Cipher cipher = Cipher.getInstance("RSA");
cipher.init(Cipher.ENCRYPT_MODE, pubKey);

// UNENCRYPTED_LOGIN = "201211130215"
// UNECRYPTED_TYPE = "1"

byte[] login = cipher.doFinal(UNENCRYPTED_LOGIN.getBytes("ASCII"));
byte[] type = cipher.doFinal(UNENCRYPTED_TYPE.getBytes("ASCII"));

// login = 00d571a40ef7359b2e9e10b7c5dd621c
// should be 02f0cc389fb88e6b4aaa4e2477858ca9

// type = 0a5c2e176c81b23b2e1dd635f2427c0f
// it is correct
Délisson Junio
  • 1,296
  • 4
  • 21
  • 43
  • Try encrypting something with two digits, say "11" or "12" and see if the discrepancy is there. If not, keep adding digits until it shows up. The JS algorithm seems to be doing some sort of packing that the Java library likely doesn't do. – mikeazo Sep 15 '14 at 15:06
  • It breaks with more than one character. From 0 to 9, the output is the same. – Délisson Junio Sep 15 '14 at 15:19
  • Those numbers and everything else here is quite sketchy. The modulus is trivially factorable (37 is a factor!!) and the javascript code is uncommented and hard to figure out. You aren't really using Bouncycastle except for the key factory, and I don't see why you need Bouncycastle anyway. You'll probably need to get an RSA instance with "NOPADDING" specified for padding, then implement the padding yourself to match the javascript. Or just use the javascript yourself and skip the java altogether. – President James K. Polk Sep 16 '14 at 01:28
  • The Sun JVM's default RSA implementation wouldn't allow me to use such small key sizes. The fact is I need this exact method and data for logging in another system which is completely out of my control, so I don't know how to do it without being insecure about it, as the original service is just as flawed. – Délisson Junio Sep 16 '14 at 01:40

1 Answers1

1

The issue is the packing method from lines 52 to 65 in the JS source you linked to. It works for 1 character strings, but will have problems when doing larger strings.

To illustrate the problem, consider what is happening with a length 1 string. The JS code creates an array and puts the ascii value of the character in the array. Then pads the array with zeros. The packing algorithm builds a new array by packing 2 of the array elements into a single value in a new array. It does something like this:

for i=0, i<len(old_array), i+=2:
  new_array[i] = old_array[i] + (old_array[i+1] << 8)
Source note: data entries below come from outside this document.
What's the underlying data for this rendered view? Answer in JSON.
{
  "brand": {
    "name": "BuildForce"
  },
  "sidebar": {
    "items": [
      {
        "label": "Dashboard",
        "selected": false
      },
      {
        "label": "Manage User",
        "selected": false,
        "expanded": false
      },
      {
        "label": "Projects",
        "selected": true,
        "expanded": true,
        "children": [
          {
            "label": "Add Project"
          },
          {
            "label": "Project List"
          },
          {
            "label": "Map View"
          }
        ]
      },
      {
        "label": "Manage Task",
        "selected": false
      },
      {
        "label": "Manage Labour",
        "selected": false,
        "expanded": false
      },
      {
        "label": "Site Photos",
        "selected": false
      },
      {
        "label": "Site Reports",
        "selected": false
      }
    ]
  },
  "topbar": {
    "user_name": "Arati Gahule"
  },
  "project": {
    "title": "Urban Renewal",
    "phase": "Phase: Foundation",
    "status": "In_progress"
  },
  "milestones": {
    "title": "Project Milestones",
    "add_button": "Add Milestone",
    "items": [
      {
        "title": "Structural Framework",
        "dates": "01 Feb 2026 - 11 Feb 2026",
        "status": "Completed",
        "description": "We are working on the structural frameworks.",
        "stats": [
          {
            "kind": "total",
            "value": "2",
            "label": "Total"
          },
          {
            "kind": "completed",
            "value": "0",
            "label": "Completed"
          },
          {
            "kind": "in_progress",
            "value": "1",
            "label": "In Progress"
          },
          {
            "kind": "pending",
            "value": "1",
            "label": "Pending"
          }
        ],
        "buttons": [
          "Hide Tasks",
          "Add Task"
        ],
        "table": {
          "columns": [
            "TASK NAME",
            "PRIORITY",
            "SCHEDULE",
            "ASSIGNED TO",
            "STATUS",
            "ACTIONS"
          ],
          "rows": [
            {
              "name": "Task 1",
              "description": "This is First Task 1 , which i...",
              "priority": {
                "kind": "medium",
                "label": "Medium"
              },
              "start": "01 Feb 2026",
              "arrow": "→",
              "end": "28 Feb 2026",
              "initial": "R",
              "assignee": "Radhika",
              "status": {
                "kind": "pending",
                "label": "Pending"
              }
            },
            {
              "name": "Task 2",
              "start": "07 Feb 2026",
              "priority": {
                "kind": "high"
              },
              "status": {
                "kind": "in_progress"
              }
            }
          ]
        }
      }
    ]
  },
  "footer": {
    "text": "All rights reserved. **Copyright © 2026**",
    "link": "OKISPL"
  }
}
For a length 1 input string (say it is "1"), you would have old_array=[0x31, 0x00,...] (some more zero padding). So new_array=[0x31 + (0x00 << 8 == 0x00) = 0x0031, ...] (more zero padding). Notice that old_array == new_array (to some extent, new_array is actually shorter, but it is all zeros anyways, so the value when converted to a big integer is the same).

With a length 2 input string (say "12"), you would have old_array=[0x31, 0x32, 0x00, ...] (more padding). So new_array=[0x31 + (0x32 << 8 == 0x3200) = 0x3231, 0x0000]. Notice that this is not the same as old_array.

Therefore, to fix your problem, you need to implement the packing. Then encrypt the packed array.

The JS library also does one other thing that you aren't doing, which may or may not be an issue. If your plaintexts get too long, the JS library breaks them up and encrypts them separately (this is the chunk size in the JS library).

mikeazo
  • 389
  • 2
  • 24